C Question

what is difference between structure padding in c on 32bit and 64bit architecture?

i read that memory is arranged as a group of 4 bytes in 32 bit processor and 8 bytes in 64 bit processor from but didn't clarify the difference between these two.

struct structure2
int id1;
char name;
int id2;
char c;
float percentage;


By 32 bit processor (more specifically speaking, It is talking about size of data bus rather than size of registers), It means 32 bits(4 Bytes) of data will be read and processed at a time.

Now, Consider an int:

int a=10; //assuming 4 bytes

00000000 000000000 00000000 00001010

Assuming little endian architecture, it would be stored as:

| 00001010  |  00000000  |  00000000   |  00000000   |  <something_else>   
  1st byte     2nd byte     3rd byte      4th byte
               4 bytes processed together

In this case when the processor will read the data to be processed, It can process the entire integer in one go (all 4 bytes together)(In 1 machine cycle more strictly speaking)

However consider a case where the same integer was stored as,

|<something_else>| 00001010  |  00000000  |  00000000   |  00000000   |     
  1st byte     2nd byte     3rd byte      4th byte
               4 bytes processed together

In this case, the processor would need 2 machine cycles to read the integer.

Most of the architecture always try to minimize the CPU cycles. Hence the 1st arrangement in memory is preferred by many compilers and thus enforce alignment requirements (padding). So 4 byte ints are stored in addresses starting at multiple of 4s, chars are stored in multiple of 1s, 8 byte doubles are stored in multiple of 8s, 8 byte long long int in multiple of 8s and so on...

Now consider your structure

struct structure2 
       int id1;   //assuming 4 byte int
       char name;  // 1byte
       int id2;    //4 byte
       char c;     // 1 byte
       float percentage;    //assuming 4 byte float                  

id1 will get stored in some address(starting multiple of 4)in memory and take 4 bytes.
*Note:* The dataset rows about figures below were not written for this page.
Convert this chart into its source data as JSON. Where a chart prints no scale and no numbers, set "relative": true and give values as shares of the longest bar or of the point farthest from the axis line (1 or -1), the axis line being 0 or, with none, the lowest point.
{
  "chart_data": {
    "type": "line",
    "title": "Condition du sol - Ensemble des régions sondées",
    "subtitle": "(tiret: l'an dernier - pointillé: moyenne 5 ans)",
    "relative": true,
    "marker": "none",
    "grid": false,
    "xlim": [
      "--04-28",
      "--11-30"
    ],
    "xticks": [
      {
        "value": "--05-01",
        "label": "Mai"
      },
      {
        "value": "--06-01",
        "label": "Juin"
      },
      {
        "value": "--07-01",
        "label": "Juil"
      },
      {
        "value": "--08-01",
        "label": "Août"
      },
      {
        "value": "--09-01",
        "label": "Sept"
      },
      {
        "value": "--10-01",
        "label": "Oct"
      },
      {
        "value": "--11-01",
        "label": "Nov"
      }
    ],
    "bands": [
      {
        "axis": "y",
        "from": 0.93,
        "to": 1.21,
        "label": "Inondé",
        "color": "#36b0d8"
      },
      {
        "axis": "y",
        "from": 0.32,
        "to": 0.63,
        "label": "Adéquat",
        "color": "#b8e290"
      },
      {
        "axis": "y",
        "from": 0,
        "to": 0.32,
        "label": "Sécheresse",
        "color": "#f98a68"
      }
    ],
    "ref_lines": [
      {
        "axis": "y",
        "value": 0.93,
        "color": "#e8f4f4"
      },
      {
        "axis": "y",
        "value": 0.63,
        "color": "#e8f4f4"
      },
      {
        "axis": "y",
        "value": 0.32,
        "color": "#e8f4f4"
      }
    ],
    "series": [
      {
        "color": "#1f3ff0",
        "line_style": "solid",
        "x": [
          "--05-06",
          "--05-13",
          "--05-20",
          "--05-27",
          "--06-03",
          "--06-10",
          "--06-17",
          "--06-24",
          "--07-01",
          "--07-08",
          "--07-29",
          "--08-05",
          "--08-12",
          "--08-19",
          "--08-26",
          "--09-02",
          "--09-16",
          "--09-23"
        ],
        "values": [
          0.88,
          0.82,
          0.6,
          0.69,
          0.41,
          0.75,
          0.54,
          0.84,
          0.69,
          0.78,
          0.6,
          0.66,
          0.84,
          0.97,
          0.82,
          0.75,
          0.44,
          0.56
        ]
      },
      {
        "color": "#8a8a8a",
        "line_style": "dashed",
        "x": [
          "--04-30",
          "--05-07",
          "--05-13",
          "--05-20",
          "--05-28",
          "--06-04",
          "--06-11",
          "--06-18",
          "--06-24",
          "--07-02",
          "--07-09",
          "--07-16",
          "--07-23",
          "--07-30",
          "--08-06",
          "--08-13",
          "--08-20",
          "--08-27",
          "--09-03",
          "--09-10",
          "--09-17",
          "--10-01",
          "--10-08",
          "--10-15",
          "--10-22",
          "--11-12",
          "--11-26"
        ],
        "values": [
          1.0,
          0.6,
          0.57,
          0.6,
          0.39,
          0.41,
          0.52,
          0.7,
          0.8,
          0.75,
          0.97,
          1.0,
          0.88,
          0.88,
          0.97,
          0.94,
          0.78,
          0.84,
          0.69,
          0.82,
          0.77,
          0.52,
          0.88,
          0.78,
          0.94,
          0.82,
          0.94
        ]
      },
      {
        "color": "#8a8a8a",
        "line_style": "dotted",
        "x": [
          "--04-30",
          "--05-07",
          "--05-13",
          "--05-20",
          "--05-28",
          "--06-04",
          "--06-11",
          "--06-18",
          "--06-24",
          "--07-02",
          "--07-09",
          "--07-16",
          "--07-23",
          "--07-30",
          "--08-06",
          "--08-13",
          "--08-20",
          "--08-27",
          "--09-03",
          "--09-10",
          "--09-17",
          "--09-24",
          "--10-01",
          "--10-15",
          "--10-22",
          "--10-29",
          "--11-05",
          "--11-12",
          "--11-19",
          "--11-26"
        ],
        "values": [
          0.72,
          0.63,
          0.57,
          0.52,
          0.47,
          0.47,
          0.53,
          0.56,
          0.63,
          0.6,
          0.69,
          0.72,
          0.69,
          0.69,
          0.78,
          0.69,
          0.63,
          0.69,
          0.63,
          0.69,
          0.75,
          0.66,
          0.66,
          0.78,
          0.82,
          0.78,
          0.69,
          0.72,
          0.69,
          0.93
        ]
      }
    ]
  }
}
name will take the next byte.

now if id2 gets stored in next byte, It will break the alignment rule above. So it would Leave 3 Bytes of padding and get stored starting with adress which is next multiple of 4 and will take 4 bytes.
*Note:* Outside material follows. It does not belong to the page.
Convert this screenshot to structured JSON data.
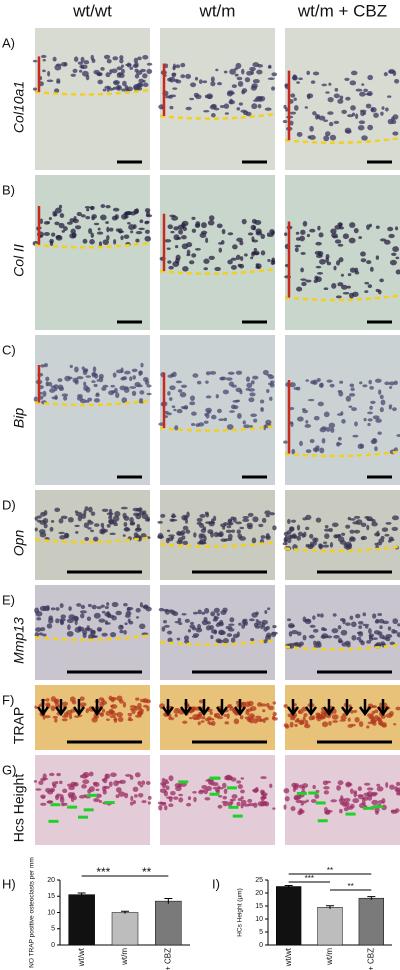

For c again the same thing happens as name. It takes next 1 byte and keeps 3 byte of padding.

At last percentage gets stored in next 4 bytes.

So total size of structure becomes 20 bytes.

A more complicated case would be say

struct mystructure
   char        a; //1 byte char
   double      b; // 8 byte double
   int         c; // 4 byte int

Here one may at first glance say that size would be 20 bytes(1 byte for char + 7 byte padding + 8 byte for double + 4 byte for int).

However the actual size would be 24 bytes.

Say somebody declared an array of this structure

struct mystructre arr[4];

Here(assuming 20 byte structure) although arr[0] is properly aligned, but if you check carefully you'll find that arr[1].b is misaligned. So 4 bytes of extra padding is added at the end of structure to make the structure size multiple of its alignment.(Every structure also has its own alignment requirements).

Hence the total size would be 24 bytes.

The size of the integer,long etc. are decided by the compiler. The compiler generally takes care of the processor architecture but it may choose not to.

Similarly, whether to use padding or not is decided by the compiler. Not padding is known as packing. Some compilers have explicit options for allowing packing.

In GCC(GNU C compiler) you can do it with attribute((packed)), so in the following code

struct __attribute__((__packed__)) mystructure2 
 char a;
 int b;
 char c;

mystructure2 has size 6 bytes because of explicit request to pack the structure. This structure will be slower to process.

You can probably figure it out yourself by now, what would happen in 64 bit processor, or if size of int was different.